Kürt sinemasında Yılmaz Güney, Halil Uysal’ın çizgisinde gelişme sancıları ve arayışları ile özgür Kürt sineması bir çizgi olarak var olmaya çalışırken, Türk sinemasında da Kürtlere bakışta değişimler yaşanıyor. Bunların ilk örneklerini Mem u Zin, Büyük Adam Küçük Aşk, Eşkıya gibi filmlerde pozitif anlamdaki adımlar olarak yorumlamak mümkün. Ancak son dönemlerde Kürtler üzerine yapılan filmlerde Kürtlerin acılarından, mücadelelerinden kendine rant sağlama yada Kültür Bakanlığı desteği alma adına manipülasyonu hedefleyen filmler giderek ağırlık kazanıyor. Kürt toplumunda mücadele ile yaratılan demokratik ulus değerlerini, oluşan yeni kültürü, Kürt kadınlarının yaşamın her alanında yakaladığı düzeyi ifade etmek yerine olumsuzlama yanı ağırlıkta olan hikayeler öne çıkıyor. Dünyadaki en güçlü kadın örgütlenmesine sahip olan Kürt kadınlarının hiçbir kazanım, başarı ve gelişim düzeyi yakalamadığının ispatlanmak istediği Kürt kadın karakterlerinden bolca örnek var son dönem yapılan filmlerde. Kürtlerin cehaletin kurbanı, kaba saba kırolar olarak dalga geçildiği, inşaat işçisi iken zengin kıza aşık olup sonra sanatçı olup sınıf atladığı tiplemeler artık fazla rağbet görmüyor. Kürt kadınlarının feodal baskıdan, okumamadan kaynaklı acınarak bakılan gizemli-asi ve çekici, sessiz, başına gelen tüm felaketlere boyun eğer yada zengin-şehirli adama inat modernleşerek kendini ispatladığı karakterler olarak yansıtıldığı dönemler de geride kalmışa benziyor.

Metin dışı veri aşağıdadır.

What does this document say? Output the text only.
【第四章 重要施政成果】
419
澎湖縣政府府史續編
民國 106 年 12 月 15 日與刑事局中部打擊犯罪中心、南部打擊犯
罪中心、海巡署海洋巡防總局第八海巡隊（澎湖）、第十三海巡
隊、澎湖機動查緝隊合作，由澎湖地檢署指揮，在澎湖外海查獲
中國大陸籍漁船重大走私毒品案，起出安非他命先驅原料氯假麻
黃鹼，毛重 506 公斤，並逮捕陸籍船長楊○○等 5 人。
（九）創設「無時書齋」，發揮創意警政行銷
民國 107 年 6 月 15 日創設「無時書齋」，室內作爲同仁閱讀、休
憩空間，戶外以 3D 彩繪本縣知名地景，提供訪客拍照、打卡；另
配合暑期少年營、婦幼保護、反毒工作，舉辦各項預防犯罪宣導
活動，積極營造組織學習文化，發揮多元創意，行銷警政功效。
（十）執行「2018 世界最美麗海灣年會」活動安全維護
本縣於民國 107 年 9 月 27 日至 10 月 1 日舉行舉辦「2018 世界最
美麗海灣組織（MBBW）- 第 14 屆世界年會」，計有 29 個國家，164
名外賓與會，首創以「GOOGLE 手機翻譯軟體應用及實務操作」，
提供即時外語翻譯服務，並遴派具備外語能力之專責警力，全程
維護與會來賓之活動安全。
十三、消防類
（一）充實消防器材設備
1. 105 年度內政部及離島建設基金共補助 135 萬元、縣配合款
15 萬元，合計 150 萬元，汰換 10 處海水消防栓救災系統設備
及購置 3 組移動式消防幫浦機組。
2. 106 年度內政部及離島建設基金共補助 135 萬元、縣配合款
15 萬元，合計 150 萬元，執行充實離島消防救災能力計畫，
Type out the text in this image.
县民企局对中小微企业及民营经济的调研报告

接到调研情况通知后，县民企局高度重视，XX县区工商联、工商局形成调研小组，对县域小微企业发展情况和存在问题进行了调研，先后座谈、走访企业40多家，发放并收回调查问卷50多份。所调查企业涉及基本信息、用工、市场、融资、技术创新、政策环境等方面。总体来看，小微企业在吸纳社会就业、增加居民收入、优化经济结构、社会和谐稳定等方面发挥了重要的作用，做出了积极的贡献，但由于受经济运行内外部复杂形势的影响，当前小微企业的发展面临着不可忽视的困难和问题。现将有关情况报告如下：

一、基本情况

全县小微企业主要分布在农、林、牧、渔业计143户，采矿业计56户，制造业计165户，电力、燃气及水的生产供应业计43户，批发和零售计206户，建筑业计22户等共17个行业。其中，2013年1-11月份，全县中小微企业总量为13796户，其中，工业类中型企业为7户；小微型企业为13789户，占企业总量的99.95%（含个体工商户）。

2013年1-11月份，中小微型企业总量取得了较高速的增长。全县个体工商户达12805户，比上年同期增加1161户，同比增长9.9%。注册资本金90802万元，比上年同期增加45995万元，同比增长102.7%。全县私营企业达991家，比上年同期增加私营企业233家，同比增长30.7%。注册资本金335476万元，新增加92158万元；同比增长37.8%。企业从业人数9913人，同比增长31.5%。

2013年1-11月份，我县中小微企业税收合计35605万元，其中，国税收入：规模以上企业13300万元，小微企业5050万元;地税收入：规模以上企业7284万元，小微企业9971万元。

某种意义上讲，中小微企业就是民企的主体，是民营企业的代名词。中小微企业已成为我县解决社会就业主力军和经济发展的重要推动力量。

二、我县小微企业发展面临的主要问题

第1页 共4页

Özgürlük mücadelesi yürüten Kürtleri görmezden gelen, dış güçlerin oyununa gelmiş terörist olarak yaftalayan söylemlerin yerini, bu mücadeleyi ve Kürt halkını kendi kurgularına göre şekillendiren yeni bir söylem ve onun sanatsal ifadesi geliştiriliyor. Bu yeni söyleme göre devletin “orantısız şiddeti” olmasa aslında Kürtlerin iş-aş dışında herhangi bir sorunu yoktu. AKP iktidarı ile birlikte artık o dönemler de geride kaldığına göre bu Kürtler artık kardeş kardeş sistem içinde erimelidir. Üstelik Kürtlerin özgürlük hareketine destek vermesi nedeniyle perişan oldukları, hayatlarını boş şeyler için heba ettikleri, yoksulluk, yıllarca tutuklu kalma ile karşı karşıya kaldıkları vurgulanır. Oysa uslu uslu otursalardı bir gün AKP gibi bir hükümet çıkıp zaten onların tüm haklarını verecekti.
Bu nedenle irade sahibi olan özgür Kürdün esamesi bile okunmaz bu filmlerde. Hele de özgür Kürt kadınlarının. Siyasette, toplumsal hareketlerde, kadın özgürlük mücadelesinde, kendi öz savunma gücüne sahip kadınlardan hiç bahsedilmez. Çünkü onlara “yenik” insanlar ve kadınların hikayeleri gerekir yeni asimilasyon politikasını sürdürmek için. Bu filmlerde gençlerin dağa gitmesinin gerekçesi kimliğin inkarı falan değil bu “orantısız güç” ve yoksulluktur. Yani bir devlet politikası değil, devlet görevlilerinin aşırıya kaçan uygulamalarıdır Kürtleri dağa çıkaran. Dağa çıkanların hepsi de pişmandır, geri dönmenin yollarını arıyorlardır. Bu nedenle kırk yıllık her anı kahramanlıklarla, direnişle dolu geçen mücadelenin hikayelerini işlemek yerine örgütten kaçanlar, örgütten kaçıp yaşamları alt üst olup karamsar ruh hali ile sistemde yozlaşanların hikayelerine odaklanmayı çok iyi niyetli çabalar olarak görebilir miyiz varın siz takdir edin.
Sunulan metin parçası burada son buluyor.